Further, in this memory element, the floating gate 25 has an offset gate structure, thereby enabling selective reading. That is, in the erase operation, when the threshold value of F moves in the negative direction from the initial state and becomes a type D, the voltage is applied to the gate in the normal gate structure. The Naya electric current α1r also flows to the element in the non-selected state where the voltage is Ov. In the memory element of this embodiment, by setting the threshold value of the offset gate section to 1 V, for example, the unnecessary child current as described above is prevented from flowing, and successive selections can be made.

In this way, according to this embodiment, a nonvolatile memory that can be electrically and selectively rewritten with an L element/cell configuration is obtained. Also, 1st. Since the second control r-) is formed using the same polysilicon film, the surface unevenness is less stable than a three-layer polysilicon structure, so higher accuracy can be obtained in the Renost process and polysilicon film processing process, and the memory The reliability of the device is improved. Furthermore, by making the floating darts have an offset structure, the continuous selection operation can be performed reliably.

In addition, in the above embodiment, the source of floating dirt.

-1〇- Both sides of the drain are ososeso) It was built in 411, but the 3rd
As shown in the figure, a similar operation is possible even if only one side has an offset structure. In the above embodiments, an n-channel V case was explained, but the present invention can of course be applied to a p-channel as well.

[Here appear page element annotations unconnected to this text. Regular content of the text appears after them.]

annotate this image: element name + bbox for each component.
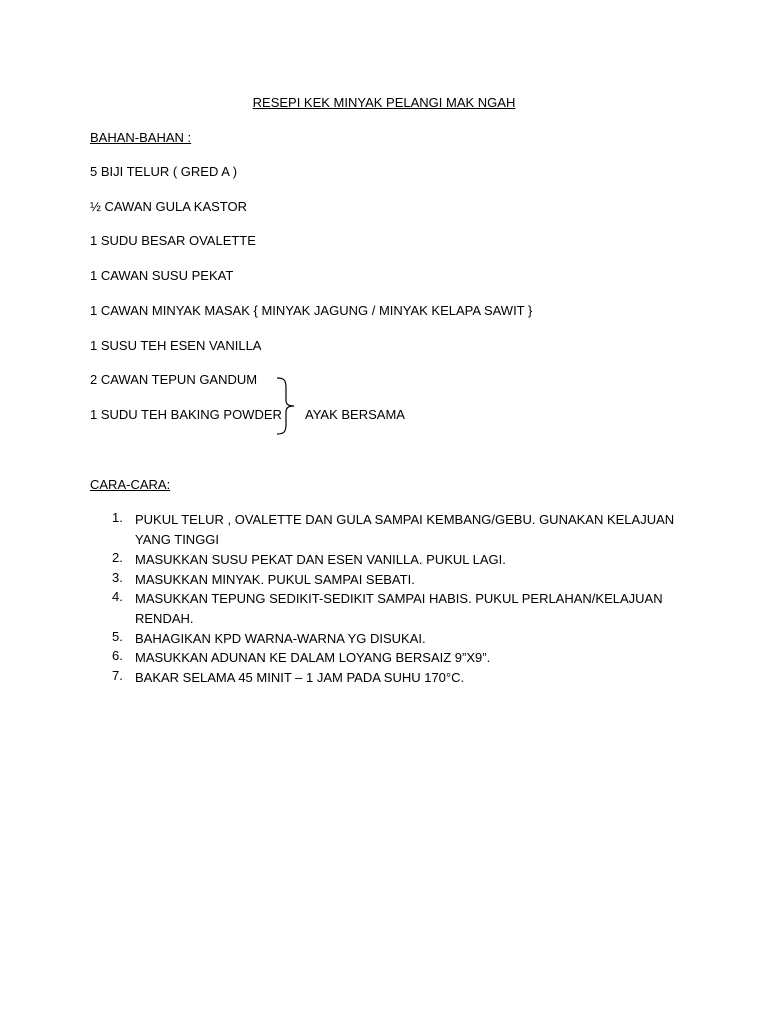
step-text: MASUKKAN MINYAK. PUKUL SAMPAI SEBATI. [135,572,415,587]
method-heading: CARA-CARA: [90,477,171,492]
step-text: MASUKKAN SUSU PEKAT DAN ESEN VANILLA. PUKUL LAGI. [135,552,506,567]
ingredient-item: 1 SUDU TEH BAKING POWDER [90,407,282,422]
step-text: BAHAGIKAN KPD WARNA-WARNA YG DISUKAI. [135,631,426,646]
step-number: 7. [112,668,123,683]
ingredient-item: ½ CAWAN GULA KASTOR [90,199,248,214]
step-number: 4. [112,589,123,604]
step-text: MASUKKAN ADUNAN KE DALAM LOYANG BERSAIZ 9”X9”. [135,650,491,665]
step-number: 6. [112,648,123,663]
curly-brace-icon [274,376,298,436]
step-number: 1. [112,510,123,525]
step-number: 2. [112,550,123,565]
step-number: 5. [112,629,123,644]
ingredient-item: 2 CAWAN TEPUN GANDUM [90,372,258,387]
ingredient-item: 1 SUDU BESAR OVALETTE [90,233,256,248]
sift-together-note: AYAK BERSAMA [305,407,405,422]
ingredient-item: 1 CAWAN MINYAK MASAK { MINYAK JAGUNG / MINYAK KELAPA SAWIT } [90,303,533,318]
ingredient-item: 1 SUSU TEH ESEN VANILLA [90,338,262,353]
step-text: PUKUL TELUR , OVALETTE DAN GULA SAMPAI KEMBANG/GEBU. GUNAKAN KELAJUAN YANG TINGGI [135,512,675,547]
ingredient-item: 5 BIJI TELUR ( GRED A ) [90,164,238,179]
ingredient-item: 1 CAWAN SUSU PEKAT [90,268,234,283]
step-text: MASUKKAN TEPUNG SEDIKIT-SEDIKIT SAMPAI HABIS. PUKUL PERLAHAN/KELAJUAN RENDAH. [135,591,663,626]
step-text: BAKAR SELAMA 45 MINIT – 1 JAM PADA SUHU 170°C. [135,670,465,685]
step-number: 3. [112,570,123,585]
ingredients-heading: BAHAN-BAHAN : [90,130,192,145]
recipe-title: RESEPI KEK MINYAK PELANGI MAK NGAH [252,95,516,110]
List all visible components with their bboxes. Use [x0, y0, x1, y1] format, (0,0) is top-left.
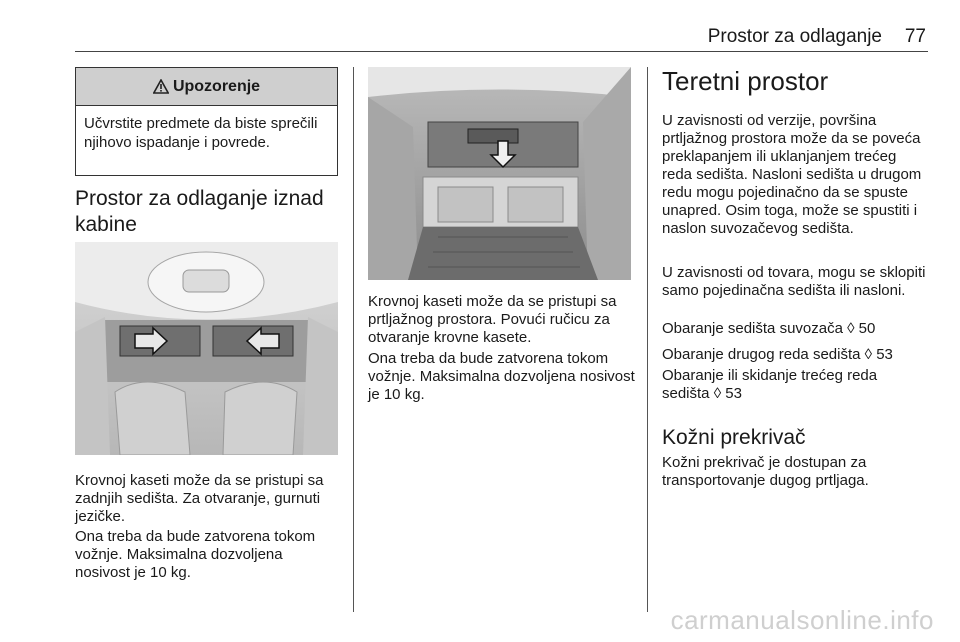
- header-rule: [75, 51, 928, 52]
- figure-overhead-storage: [75, 242, 338, 455]
- column-divider-1: [353, 67, 354, 612]
- cross-reference-second-row[interactable]: Obaranje drugog reda sedišta ◊ 53: [662, 346, 893, 363]
- warning-text: Učvrstite predmete da biste sprečili njihovo ispadanje i povrede.: [84, 115, 318, 151]
- column-divider-2: [647, 67, 648, 612]
- cross-reference-third-row[interactable]: Obaranje ili skidanje trećeg reda sedišta ◊ 53: [662, 367, 878, 402]
- warning-title: Upozorenje: [172, 77, 261, 95]
- warning-header: [76, 68, 337, 106]
- warning-box: [75, 67, 338, 176]
- col3-paragraph-1: U zavisnosti od verzije, površina prtljažnog prostora može da se poveća preklapanjem ili uklanjanjem trećeg reda sedišta. Nasloni sedišta u drugom redu mogu pojedinačno da se spuste unapred. Osim toga, može se spustiti i naslon suvozačevog sedišta.: [662, 112, 922, 237]
- col3-paragraph-2: U zavisnosti od tovara, mogu se sklopiti samo pojedinačna sedišta ili nasloni.: [662, 264, 926, 299]
- watermark: carmanualsonline.info: [670, 605, 934, 635]
- page-number: 77: [904, 26, 926, 47]
- warning-triangle-icon: [153, 79, 169, 94]
- running-header-title: Prostor za odlaganje: [707, 26, 882, 47]
- figure-cargo-roof-storage: [368, 67, 631, 280]
- section-heading-cargo: Teretni prostor: [662, 66, 829, 96]
- col2-paragraph-1: Krovnoj kaseti može da se pristupi sa prtljažnog prostora. Povući ručicu za otvaranje krovne kasete.: [368, 293, 617, 346]
- col2-paragraph-2: Ona treba da bude zatvorena tokom vožnje. Maksimalna dozvoljena nosivost je 10 kg.: [368, 350, 635, 403]
- col1-paragraph-2: Ona treba da bude zatvorena tokom vožnje. Maksimalna dozvoljena nosivost je 10 kg.: [75, 528, 316, 581]
- section-heading-overhead-storage: Prostor za odlaganje iznad kabine: [75, 187, 324, 236]
- cross-reference-passenger-seat[interactable]: Obaranje sedišta suvozača ◊ 50: [662, 320, 876, 337]
- col1-paragraph-1: Krovnoj kaseti može da se pristupi sa zadnjih sedišta. Za otvaranje, gurnuti jezičke.: [75, 472, 324, 525]
- subheading-leather-cover: Kožni prekrivač: [662, 426, 806, 449]
- col3-paragraph-3: Kožni prekrivač je dostupan za transportovanje dugog prtljaga.: [662, 454, 869, 489]
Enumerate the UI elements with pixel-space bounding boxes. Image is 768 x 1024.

[Brief explanation of the drawing]

FIGS. 1(a) to (C) are diagrams showing the structure of an example of a conventional nonvolatile memory, and FIGS. 2(a> to (C) are diagrams showing the structure of a nonvolatile memory according to an embodiment of the present invention. , FIG. 3 is a diagram showing the structure of a nonvolatile memory of another embodiment. 21...2m silicon substrate, 22...source, 23
...Drain, 24.26...X dirt insulating film, 25
...Floating dirt (first layer polysilicon film), 27...
・First 101''1i1141)/A-t (second layer polysilicon film), 28... second control dart (second layer polysilicon film), 29... n+ region 30... Dart insulation film. Applicant's agent Patent attorney Takehiko Suzue - 〇 = Figure 1 country - (N ('J field Figure 3-397-

Claims (1)

[Claims] In a nonvolatile semiconductor memory device in which memory elements having floating dirt and control dirt are integrated in a matrix on a semiconductor substrate, each memory element has a source and a drain formed on the semiconductor substrate at a distance from each other, and An impurity region of the same conductivity type that is formed continuously with the source or drain, floating dirt that is continuously formed on this impurity region and on the channel region between the source and drain with an insulating film interposed therebetween, and the floating dirt. first and second control gates provided so as to be capacitively coupled to the darts, the first and second control gates having an electrode film formed in one step on the floating r-). The floating cage is formed by slightly turning the floating gate so as to overlap with the first. A nonvolatile semiconductor memory device, characterized in that it is covered with at least one of the second control darts.